Vaping conventions draw hundreds to test the latest flavors. Vape Mania, sponsored by MadVapes and other retailers, booked the Benton Convention Center in Winston-Salem in September. More are expected at VaperSlam in March in Charlotte. MadVapes was started by former computer programmer Mark Hoogendoorn, with 70 locations in eight states, stretching from Texas to Massachusetts.

Tobacco road
Traditional cigarettes still reign at the large tobacco companies, but they, too, are trying to capitalize on the vaping trend. R.J. Reynolds Vapor Co., a subsidiary of Winston-Salem-based Reynolds American and maker of VUSE,  the nation’s top-selling electronic cigarette, recently announced it would move all manufacturing to its 2 million-square-foot plant in Tobaccoville. The shift will help expand VUSE production in response to higher demand, says Reynolds spokesman Jacob McConnico. Reynolds has also tripled its e-cigarette flavorings from two to six. Lorillard Co., acquired earlier this year by Reynolds in a $25 billion transaction, had to sell off its blu e-cigarette brand because of antitrust concerns. If Reynolds had kept blu, the company would have controlled more than 58% of U.S. e-cigarette sales.
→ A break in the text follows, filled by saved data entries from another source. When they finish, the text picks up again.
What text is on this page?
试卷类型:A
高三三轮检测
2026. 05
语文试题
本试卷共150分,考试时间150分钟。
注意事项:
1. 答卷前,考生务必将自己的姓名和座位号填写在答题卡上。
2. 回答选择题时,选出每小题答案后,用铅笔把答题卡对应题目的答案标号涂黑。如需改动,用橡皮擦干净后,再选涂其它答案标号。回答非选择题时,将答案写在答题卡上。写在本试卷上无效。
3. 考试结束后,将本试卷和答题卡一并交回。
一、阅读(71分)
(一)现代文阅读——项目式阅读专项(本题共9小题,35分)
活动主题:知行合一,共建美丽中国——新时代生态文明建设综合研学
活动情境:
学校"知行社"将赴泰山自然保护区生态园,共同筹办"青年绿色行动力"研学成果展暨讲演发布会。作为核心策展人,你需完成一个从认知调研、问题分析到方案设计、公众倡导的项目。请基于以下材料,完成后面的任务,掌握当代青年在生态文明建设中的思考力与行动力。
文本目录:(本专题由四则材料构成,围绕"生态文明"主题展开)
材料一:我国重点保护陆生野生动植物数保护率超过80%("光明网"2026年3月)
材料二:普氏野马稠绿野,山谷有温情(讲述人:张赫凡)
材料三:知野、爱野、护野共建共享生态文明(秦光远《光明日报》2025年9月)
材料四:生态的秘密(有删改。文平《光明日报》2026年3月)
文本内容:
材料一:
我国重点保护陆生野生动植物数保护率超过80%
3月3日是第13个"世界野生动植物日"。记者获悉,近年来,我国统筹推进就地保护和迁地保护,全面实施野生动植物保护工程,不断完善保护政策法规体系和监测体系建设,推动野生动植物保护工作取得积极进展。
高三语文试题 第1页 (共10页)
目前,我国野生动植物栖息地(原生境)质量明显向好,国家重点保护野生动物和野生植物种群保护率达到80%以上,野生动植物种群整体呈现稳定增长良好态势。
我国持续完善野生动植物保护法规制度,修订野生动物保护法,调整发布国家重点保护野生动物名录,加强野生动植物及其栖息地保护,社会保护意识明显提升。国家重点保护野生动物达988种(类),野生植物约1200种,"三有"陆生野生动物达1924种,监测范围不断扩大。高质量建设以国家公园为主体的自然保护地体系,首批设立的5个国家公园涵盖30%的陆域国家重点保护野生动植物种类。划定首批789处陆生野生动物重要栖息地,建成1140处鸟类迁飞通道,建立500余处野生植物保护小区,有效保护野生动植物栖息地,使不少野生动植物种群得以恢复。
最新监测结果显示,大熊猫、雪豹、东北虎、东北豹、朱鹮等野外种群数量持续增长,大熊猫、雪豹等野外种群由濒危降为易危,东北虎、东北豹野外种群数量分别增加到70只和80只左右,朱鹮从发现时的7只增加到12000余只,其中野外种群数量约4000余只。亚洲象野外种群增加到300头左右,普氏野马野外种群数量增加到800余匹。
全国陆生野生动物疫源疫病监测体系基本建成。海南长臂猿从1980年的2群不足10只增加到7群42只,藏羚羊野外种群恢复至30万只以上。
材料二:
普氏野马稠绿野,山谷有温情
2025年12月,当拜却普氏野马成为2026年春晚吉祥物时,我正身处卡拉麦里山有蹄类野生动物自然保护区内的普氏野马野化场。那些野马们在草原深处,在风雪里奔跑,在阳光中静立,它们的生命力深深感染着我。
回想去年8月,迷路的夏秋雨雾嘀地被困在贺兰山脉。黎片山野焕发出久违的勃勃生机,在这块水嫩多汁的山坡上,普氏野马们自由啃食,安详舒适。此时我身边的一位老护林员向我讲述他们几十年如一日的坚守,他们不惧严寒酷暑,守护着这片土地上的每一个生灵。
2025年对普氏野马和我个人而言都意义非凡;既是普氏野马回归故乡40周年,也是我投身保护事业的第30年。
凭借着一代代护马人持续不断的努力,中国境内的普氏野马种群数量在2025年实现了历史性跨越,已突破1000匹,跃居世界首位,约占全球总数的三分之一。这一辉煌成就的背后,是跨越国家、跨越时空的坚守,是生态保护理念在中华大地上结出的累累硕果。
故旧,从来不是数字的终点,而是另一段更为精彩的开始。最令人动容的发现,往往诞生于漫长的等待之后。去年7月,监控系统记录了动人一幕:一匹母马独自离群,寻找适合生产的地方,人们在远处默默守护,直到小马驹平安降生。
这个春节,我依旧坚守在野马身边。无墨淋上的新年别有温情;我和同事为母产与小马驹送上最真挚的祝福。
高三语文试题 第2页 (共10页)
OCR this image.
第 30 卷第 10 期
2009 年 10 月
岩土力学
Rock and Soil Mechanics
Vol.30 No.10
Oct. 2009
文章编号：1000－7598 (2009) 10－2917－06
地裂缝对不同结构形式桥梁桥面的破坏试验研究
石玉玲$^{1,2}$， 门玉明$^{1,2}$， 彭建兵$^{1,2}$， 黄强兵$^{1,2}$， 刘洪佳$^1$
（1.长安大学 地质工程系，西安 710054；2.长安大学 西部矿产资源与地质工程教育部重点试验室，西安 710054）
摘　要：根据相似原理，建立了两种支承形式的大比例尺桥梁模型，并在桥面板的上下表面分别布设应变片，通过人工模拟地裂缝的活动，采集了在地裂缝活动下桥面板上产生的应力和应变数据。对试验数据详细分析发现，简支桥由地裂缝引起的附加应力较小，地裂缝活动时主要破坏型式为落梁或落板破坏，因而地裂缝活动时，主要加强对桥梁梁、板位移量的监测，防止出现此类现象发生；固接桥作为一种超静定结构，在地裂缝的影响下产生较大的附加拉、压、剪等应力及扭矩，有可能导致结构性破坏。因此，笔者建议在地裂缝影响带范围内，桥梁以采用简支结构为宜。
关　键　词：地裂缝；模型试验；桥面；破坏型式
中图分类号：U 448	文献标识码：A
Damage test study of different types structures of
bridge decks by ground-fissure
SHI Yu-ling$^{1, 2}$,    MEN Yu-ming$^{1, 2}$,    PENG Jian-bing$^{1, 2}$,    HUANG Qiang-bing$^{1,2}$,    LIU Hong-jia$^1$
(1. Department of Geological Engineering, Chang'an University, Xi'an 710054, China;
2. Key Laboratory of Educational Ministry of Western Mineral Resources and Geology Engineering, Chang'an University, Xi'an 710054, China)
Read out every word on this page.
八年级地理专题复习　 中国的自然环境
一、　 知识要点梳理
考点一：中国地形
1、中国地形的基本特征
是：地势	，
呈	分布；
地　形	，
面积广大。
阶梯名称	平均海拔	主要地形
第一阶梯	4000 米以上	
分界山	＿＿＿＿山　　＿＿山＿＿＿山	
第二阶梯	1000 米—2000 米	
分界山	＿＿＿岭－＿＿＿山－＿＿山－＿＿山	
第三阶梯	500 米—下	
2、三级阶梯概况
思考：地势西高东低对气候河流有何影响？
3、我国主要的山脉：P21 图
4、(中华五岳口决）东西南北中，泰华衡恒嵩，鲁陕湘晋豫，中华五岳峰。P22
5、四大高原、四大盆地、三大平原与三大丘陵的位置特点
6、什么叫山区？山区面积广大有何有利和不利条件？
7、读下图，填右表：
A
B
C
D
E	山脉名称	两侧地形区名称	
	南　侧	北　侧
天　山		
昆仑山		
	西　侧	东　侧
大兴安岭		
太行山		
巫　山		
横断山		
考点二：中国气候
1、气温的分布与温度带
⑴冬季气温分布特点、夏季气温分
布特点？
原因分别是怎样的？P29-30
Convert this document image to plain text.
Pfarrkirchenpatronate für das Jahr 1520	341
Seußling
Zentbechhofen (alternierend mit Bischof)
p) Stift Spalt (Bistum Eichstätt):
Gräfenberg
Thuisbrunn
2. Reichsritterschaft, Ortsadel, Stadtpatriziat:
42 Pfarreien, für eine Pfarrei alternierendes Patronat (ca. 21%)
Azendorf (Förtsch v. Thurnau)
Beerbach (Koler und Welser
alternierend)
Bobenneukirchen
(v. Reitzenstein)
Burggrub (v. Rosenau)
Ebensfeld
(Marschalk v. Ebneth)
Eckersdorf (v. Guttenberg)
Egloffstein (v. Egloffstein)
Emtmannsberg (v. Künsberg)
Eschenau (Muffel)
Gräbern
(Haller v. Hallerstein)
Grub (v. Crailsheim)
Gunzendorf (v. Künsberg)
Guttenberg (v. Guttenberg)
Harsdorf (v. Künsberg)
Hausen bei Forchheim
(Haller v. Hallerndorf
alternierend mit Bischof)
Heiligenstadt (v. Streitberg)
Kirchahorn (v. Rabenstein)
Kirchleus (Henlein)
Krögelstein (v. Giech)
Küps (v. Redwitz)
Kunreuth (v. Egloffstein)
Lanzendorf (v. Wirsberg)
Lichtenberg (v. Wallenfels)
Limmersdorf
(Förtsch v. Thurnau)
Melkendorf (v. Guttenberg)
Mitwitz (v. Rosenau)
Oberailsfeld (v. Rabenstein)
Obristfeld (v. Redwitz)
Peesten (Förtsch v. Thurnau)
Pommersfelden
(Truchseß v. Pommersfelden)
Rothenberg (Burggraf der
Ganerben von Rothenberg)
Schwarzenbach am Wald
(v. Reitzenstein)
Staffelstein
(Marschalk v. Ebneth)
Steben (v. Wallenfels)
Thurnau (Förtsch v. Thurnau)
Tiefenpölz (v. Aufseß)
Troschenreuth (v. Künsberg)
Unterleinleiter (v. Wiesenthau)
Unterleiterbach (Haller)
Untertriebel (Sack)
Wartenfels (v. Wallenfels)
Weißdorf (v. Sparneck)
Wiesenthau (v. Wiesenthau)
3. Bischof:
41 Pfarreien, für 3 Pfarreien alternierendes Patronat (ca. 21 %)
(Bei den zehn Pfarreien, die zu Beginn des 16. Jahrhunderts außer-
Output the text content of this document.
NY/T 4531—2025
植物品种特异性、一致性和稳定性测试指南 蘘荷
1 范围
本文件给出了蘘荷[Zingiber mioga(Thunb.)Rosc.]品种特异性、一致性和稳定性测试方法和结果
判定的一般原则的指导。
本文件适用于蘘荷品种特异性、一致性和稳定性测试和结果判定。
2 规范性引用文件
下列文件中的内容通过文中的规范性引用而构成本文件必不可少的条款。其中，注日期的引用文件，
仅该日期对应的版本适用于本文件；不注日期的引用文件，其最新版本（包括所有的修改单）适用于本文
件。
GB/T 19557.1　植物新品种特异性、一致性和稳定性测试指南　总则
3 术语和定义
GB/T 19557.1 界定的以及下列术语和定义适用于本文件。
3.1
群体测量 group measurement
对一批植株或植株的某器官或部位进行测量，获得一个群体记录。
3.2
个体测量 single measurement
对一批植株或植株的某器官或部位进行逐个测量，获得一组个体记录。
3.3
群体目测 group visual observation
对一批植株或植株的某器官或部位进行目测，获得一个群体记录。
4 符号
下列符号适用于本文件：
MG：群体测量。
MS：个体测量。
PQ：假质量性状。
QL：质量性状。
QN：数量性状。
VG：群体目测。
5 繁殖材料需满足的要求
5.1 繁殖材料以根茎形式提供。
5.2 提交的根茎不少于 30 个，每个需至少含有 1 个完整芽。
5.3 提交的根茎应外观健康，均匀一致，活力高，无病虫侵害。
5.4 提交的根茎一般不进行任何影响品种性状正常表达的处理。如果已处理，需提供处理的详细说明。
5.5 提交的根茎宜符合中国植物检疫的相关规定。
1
Not to be left out, Philip Morris last year unveiled its own e-cig, HeatSticks, in Italy and Japan. HeatSticks contain tobacco, not the liquid form of nicotine that is found in other products, in an effort to appeal to traditional smokers. Philip Morris expects the device to account for 15% of total revenue within a decade, according to The Wall Street Journal.

 

Test takers
E-cigarettes are unregulated, but that is likely to change. The Food and Drug Administration sent proposed rules to the White House in October. That could mean more business for Durham-based Enthalpy Analytical Inc., which was acquired by Irvine, Calif.-based Montrose Environmental Group Inc.  in January.  Enthalpy has been testing e-liquids for about three years, making it one of the oldest labs in the industry.  Gene Gillman, technical director at Enthalpy, says e-cigarettes account for about half of the company’s business and is a growing segment. Not surprising considering  that there are about 7,764 unique e-liquid flavors, by one count. Even though e-cigarette manufacturers aren’t required to test, many do, Gillman says.  “They really care about the health of their users, many of whom moved away from combustibles. They perceived (e-cigarettes) as healthier, and manufacturers realize they have an obligation to hold up to that expectation.”

 

What’s next

E-cigarettes (or “vape pens”) have the same appearance as traditional cigarettes except they come with self-contained batteries and retail for about $10, compared with $5 to $15 for a pack of traditional smokes. Vaporizers are larger and allow for a greater variety of liquid flavors than the slim pens found in gas stations or convenience stores. “Mods” range from about $40 into the hundreds.  When a user draws on either device, the battery heats the nicotine-laced liquid, creating an inhalable water vapor.  The resulting clouds have prompted some local governments to extend “no-smoking zones” to “no-vaping zones.”  Other states are looking at taxing e-cigs , following North Carolina’s lead.  Critics accuse the industry of targeting children with flavors like cotton candy and waffles.